About

The Project

The Dataverse Project is an open source web application to share, preserve, cite, explore, and analyze research data. It facilitates making data available to others, and allows you to replicate others' work more easily. Researchers, journals, data authors, publishers, data distributors, and affiliated institutions all receive academic credit and web visibility.

A Dataverse repository is the software installation, which then hosts multiple virtual archives called Dataverse collections. Each Dataverse collection contains datasets, and each dataset contains descriptive metadata and data files (including documentation and code that accompany the data). As an organizing method, Dataverse collections may also contain other Dataverse collections.

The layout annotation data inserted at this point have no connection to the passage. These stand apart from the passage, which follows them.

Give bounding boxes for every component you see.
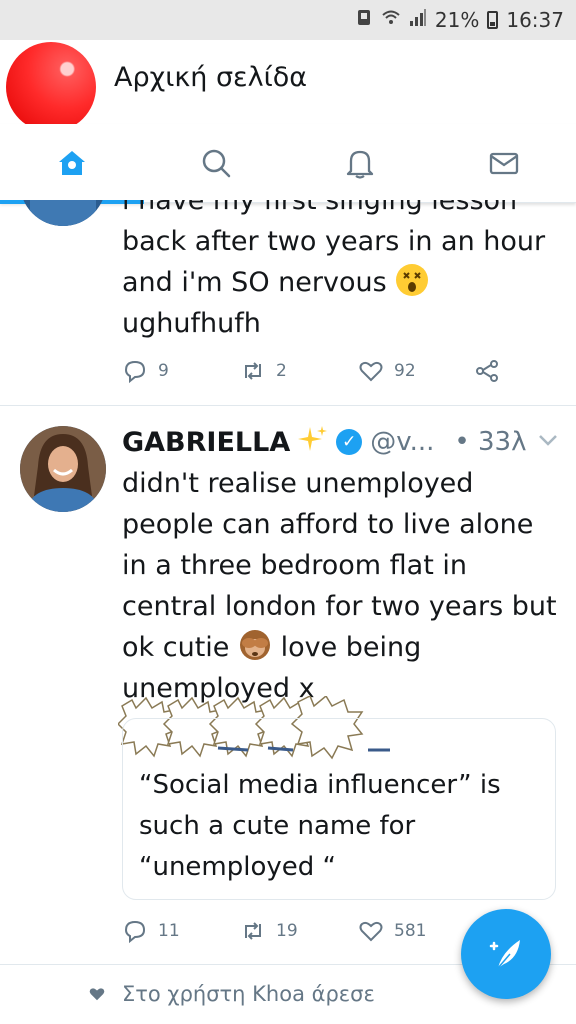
- tweet-header: GABRIELLA ✓ @v... • 33λ: [122, 422, 526, 462]
- see-no-evil-monkey-emoji: [238, 628, 272, 662]
- android-icon: [355, 7, 373, 32]
- bell-icon: [346, 150, 374, 179]
- tab-notifications[interactable]: [288, 124, 432, 202]
- tweet-actions: 9 2 92: [122, 358, 542, 388]
- handle[interactable]: @v...: [370, 427, 434, 457]
- tweet-text: didn't realise unemployed people can aff…: [122, 463, 562, 709]
- tab-search[interactable]: [144, 124, 288, 202]
- reply-icon: [124, 360, 146, 384]
- like-count: 581: [394, 921, 427, 941]
- quoted-tweet-text: “Social media influencer” is such a cute…: [139, 770, 501, 882]
- liked-by-note[interactable]: Στο χρήστη Khoa άρεσε: [88, 982, 375, 1006]
- clock: 16:37: [506, 7, 564, 32]
- share-button[interactable]: [474, 358, 500, 384]
- reply-button[interactable]: 11: [122, 918, 180, 944]
- retweet-button[interactable]: 2: [240, 358, 287, 384]
- chevron-down-icon[interactable]: [538, 432, 558, 451]
- tweet-text: back after two years in an hour and i'm …: [122, 221, 562, 344]
- timeline: i have my first singing lesson back afte…: [0, 200, 576, 1024]
- mail-icon: [489, 152, 519, 175]
- tweet-text-cut: i have my first singing lesson: [122, 200, 518, 216]
- dizzy-face-emoji: [395, 263, 429, 297]
- like-button[interactable]: 581: [358, 918, 426, 944]
- tweet-body-tail: ughufhufh: [122, 308, 261, 339]
- reply-icon: [124, 920, 146, 944]
- retweet-button[interactable]: 19: [240, 918, 298, 944]
- reply-count: 9: [158, 361, 169, 381]
- signal-icon: [409, 7, 427, 32]
- display-name[interactable]: GABRIELLA: [122, 427, 290, 458]
- tweet-avatar[interactable]: [20, 200, 106, 226]
- sparkles-emoji: [298, 425, 328, 459]
- wifi-icon: [381, 7, 401, 32]
- battery-icon: [487, 10, 499, 29]
- battery-percent: 21%: [434, 7, 480, 32]
- heart-icon: [89, 988, 105, 1001]
- status-bar: 21% 16:37: [0, 0, 576, 40]
- tab-bar: [0, 124, 576, 204]
- page-title: Αρχική σελίδα: [114, 62, 308, 93]
- like-button[interactable]: 92: [358, 358, 416, 384]
- quoted-tweet-card[interactable]: “Social media influencer” is such a cute…: [122, 718, 556, 900]
- verified-badge: ✓: [336, 429, 363, 455]
- home-icon: [59, 151, 85, 175]
- tweet-divider: [0, 405, 576, 406]
- heart-icon: [359, 361, 383, 382]
- reply-button[interactable]: 9: [122, 358, 169, 384]
- retweet-count: 2: [276, 361, 287, 381]
- share-icon: [476, 360, 498, 382]
- retweet-icon: [245, 922, 261, 940]
- tweet-body: back after two years in an hour and i'm …: [122, 226, 546, 298]
- tab-messages[interactable]: [432, 124, 576, 202]
- liked-by-text: Στο χρήστη Khoa άρεσε: [122, 982, 375, 1006]
- retweet-icon: [245, 362, 261, 380]
- timestamp: • 33λ: [454, 427, 527, 457]
- like-count: 92: [394, 361, 416, 381]
- tab-home[interactable]: [0, 124, 144, 204]
- search-icon: [202, 149, 231, 178]
- retweet-count: 19: [276, 921, 298, 941]
- profile-avatar[interactable]: [6, 42, 96, 132]
- compose-tweet-button[interactable]: [461, 909, 551, 999]
- reply-count: 11: [158, 921, 180, 941]
- app-bar: Αρχική σελίδα: [0, 40, 576, 132]
- feather-plus-icon: [489, 940, 520, 969]
- heart-icon: [359, 921, 383, 942]
- tweet-avatar[interactable]: [20, 426, 106, 512]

The central insight behind the Dataverse Project is to automate much of the job of the professional archivist, and to provide services for and to distribute credit to the data creator. Before the Dataverse Project, researchers were forced to choose between receiving credit for their data, by controlling distribution themselves but without long term preservation guarantees, or having long term preservation guarantees, by sending it to a professional archive but without receiving much credit. The Dataverse Project breaks this bad choice: we put a Dataverse collection (a virtual archive) on your website that has your website's look, feel, branding, and URL, along with an academic citation for the data that gives you full credit and web visibility. Yet, that page of your website is served up by a Dataverse repository, with institutional backing, and long term preservation guarantees. See Gary King. 2007. “An Introduction to the Dataverse Network as an Infrastructure for Data Sharing.” Sociological Methods and Research, 36, Pp. 173–199. Please use this paper to cite the Dataverse Project.

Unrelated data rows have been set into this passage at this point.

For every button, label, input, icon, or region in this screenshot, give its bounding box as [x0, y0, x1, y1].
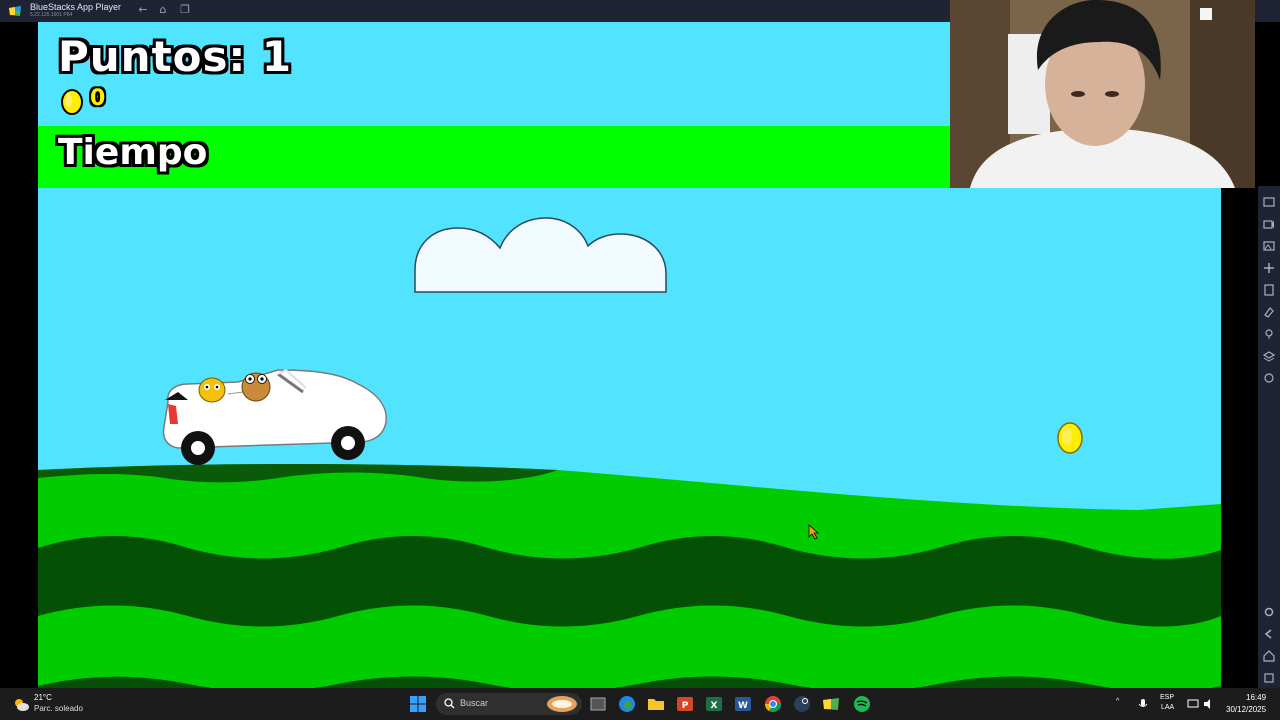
powerpoint-icon[interactable]: P: [676, 695, 694, 713]
search-placeholder: Buscar: [460, 698, 489, 708]
home-icon[interactable]: ⌂: [156, 3, 170, 17]
sync-icon[interactable]: [1263, 372, 1275, 384]
volume-icon[interactable]: [1203, 698, 1215, 710]
svg-text:X: X: [711, 701, 718, 711]
bluestacks-icon[interactable]: [822, 695, 840, 713]
passenger-yellow: [198, 377, 226, 403]
weather-icon[interactable]: [12, 696, 30, 712]
svg-text:P: P: [682, 701, 689, 711]
mouse-cursor-icon: [808, 524, 820, 540]
screenshot-icon[interactable]: [1263, 196, 1275, 208]
steam-icon[interactable]: [793, 695, 811, 713]
word-icon[interactable]: W: [734, 695, 752, 713]
erase-icon[interactable]: [1263, 306, 1275, 318]
svg-text:W: W: [738, 701, 748, 711]
time-label: Tiempo: [58, 132, 208, 173]
cloud: [414, 217, 667, 293]
side-toolbar: [1258, 186, 1280, 688]
score-label: Puntos: 1: [58, 32, 293, 81]
weather-desc[interactable]: Parc. soleado: [34, 704, 83, 713]
clock-time[interactable]: 16:49: [1246, 693, 1266, 702]
home-icon[interactable]: [1263, 650, 1275, 662]
tray-chevron-icon[interactable]: ^: [1116, 698, 1119, 705]
webcam-overlay: [950, 0, 1255, 188]
multitask-icon[interactable]: ❐: [178, 3, 192, 17]
settings-icon[interactable]: [1263, 606, 1275, 618]
media-icon[interactable]: [1263, 240, 1275, 252]
bluestacks-logo-icon: [9, 6, 21, 16]
coin-icon: [61, 89, 83, 115]
clock-date[interactable]: 30/12/2025: [1226, 705, 1266, 714]
wheel-front: [331, 426, 365, 460]
driver-brown: [241, 372, 271, 402]
taskbar-search[interactable]: Buscar: [436, 693, 582, 715]
apk-icon[interactable]: [1263, 284, 1275, 296]
left-letterbox: [0, 22, 38, 688]
coin-count: 0: [90, 86, 106, 111]
search-highlight-icon: [547, 696, 577, 712]
microphone-icon[interactable]: [1138, 698, 1148, 710]
controls-icon[interactable]: [1263, 262, 1275, 274]
webcam-person-image: [950, 0, 1255, 188]
search-icon: [444, 698, 455, 709]
recents-icon[interactable]: [1263, 672, 1275, 684]
location-icon[interactable]: [1263, 328, 1275, 340]
folder-icon[interactable]: [647, 695, 665, 713]
windows-taskbar: 21°C Parc. soleado Buscar P X W ^ ESP LA…: [0, 688, 1280, 720]
chrome-icon[interactable]: [764, 695, 782, 713]
excel-icon[interactable]: X: [705, 695, 723, 713]
language-bottom[interactable]: LAA: [1161, 704, 1174, 711]
layers-icon[interactable]: [1263, 350, 1275, 362]
back-arrow-icon[interactable]: ←: [136, 3, 150, 17]
spotify-icon[interactable]: [853, 695, 871, 713]
language-top[interactable]: ESP: [1160, 694, 1174, 701]
wheel-back: [181, 431, 215, 465]
window-version: 5.22.125.1001 P64: [30, 12, 73, 18]
windows-start-icon[interactable]: [410, 696, 426, 712]
edge-icon[interactable]: [618, 695, 636, 713]
record-icon[interactable]: [1263, 218, 1275, 230]
window-title: BlueStacks App Player: [30, 2, 122, 12]
file-explorer-icon[interactable]: [589, 695, 607, 713]
back-icon[interactable]: [1263, 628, 1275, 640]
coin: [1057, 422, 1083, 454]
weather-temp[interactable]: 21°C: [34, 693, 52, 702]
network-icon[interactable]: [1187, 698, 1199, 710]
right-letterbox: [1221, 186, 1258, 688]
car: [162, 368, 387, 465]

The Dataverse Project has grown considerably over time and is now a major international collaborative project. We encourage you to join us.

The Strategic Goals

The strategic goals of the Dataverse Project guide our release roadmap, our collaborations with the community, and the services that we provide. Currently, our goals are to:

Grow the Dataverse community
Empower the open source community to explore and implement new Dataverse applications, tools, and services
Develop the capability to handle sensitive data and big data
Expand data and metadata features for existing and new disciplines
Expand archival and preservation features
Increase interoperability through the implementation of standards
Increase contributions from the open source development community
Improve the Dataverse user experience

The Collaboration

The Institute for Quantitative Social Science (IQSS) collaborates with the Harvard University Library and Harvard University Information Technology organization to make the installation of the Harvard Dataverse Repository openly available to researchers and data collectors worldwide from all disciplines, to deposit data. IQSS leads the development of the open source Dataverse Project software and, with the Open Data Assistance Program at Harvard (a collaboration with Harvard Library, the Office for Scholarly Communication and IQSS), provides user support. The Library Technology Services at HUIT provides hosting and backups support of the Harvard Dataverse Repository. The Dataverse Project also collaborates with the Global Dataverse Community Consortium to help support Community needs.

The History

The Dataverse Project is being developed at Harvard's Institute for Quantitative Social Science (IQSS), along with many collaborators and contributors worldwide. The Dataverse Project was built on our experience with our earlier Virtual Data Center (VDC) project, which spanned 1997-2006 as a collaboration between the Harvard-MIT Data Center (now part of IQSS) and the Harvard University Library. Precursors to the VDC date to 1987, comprising such entities as pre-web software to automatically transfer cataloging information by FTP to other sites across campus automatically at designated times, and before that to a stand-alone software guide to local data.

The Team

Gary King, Founder and Principal Investigator
Stefano Iacus, Managing Director
Ceilyn Boyd, Project Manager

Core Development Team

Leonid Andreev, Developer/System Ops
Oliver Bertuch, Developer
Kevin Condon, QA and Technical Support
Gustavo Durand, Technical Lead/Architect
Phil Durbin, Developer
Ellen Kraffmiller, Developer
Stephen Kraffmiller, Developer
Jim Myers, Developer
Don Sizemore, Developer
Bob Treacy, Senior Architect

Data Curation Team

Sonia Barbosa, Data Curation Manager
Julian Gautier, Product Research and UX
Dwayne Liburd, Data Acquisition and Archiving
Katie Mika, Research Data Services Librarian

Past Dataverse Project Contributors

Danny Brooke (Project Manager)
Mercè Crosas (Director)
Mike Reekie (Project Manager)
Tania Schlatter (Product UX)
Len Wisniewski (Director of Engineering)

A growing open-source community receives contributions from individuals and institutions around the world.

The Name

Special thanks to Ella Michelle King, who won the contest to name our project, and to Pitney Bowes and The Forbin Group, Inc. for trademark assistance.

The Funding

Funded by Harvard with additional support from the Alfred P. Sloan Foundation, National Science Foundation, National Institutes of Health, Helmsley Charitable Trust, IQSS's Henry A. Murray Research Archive, and many others.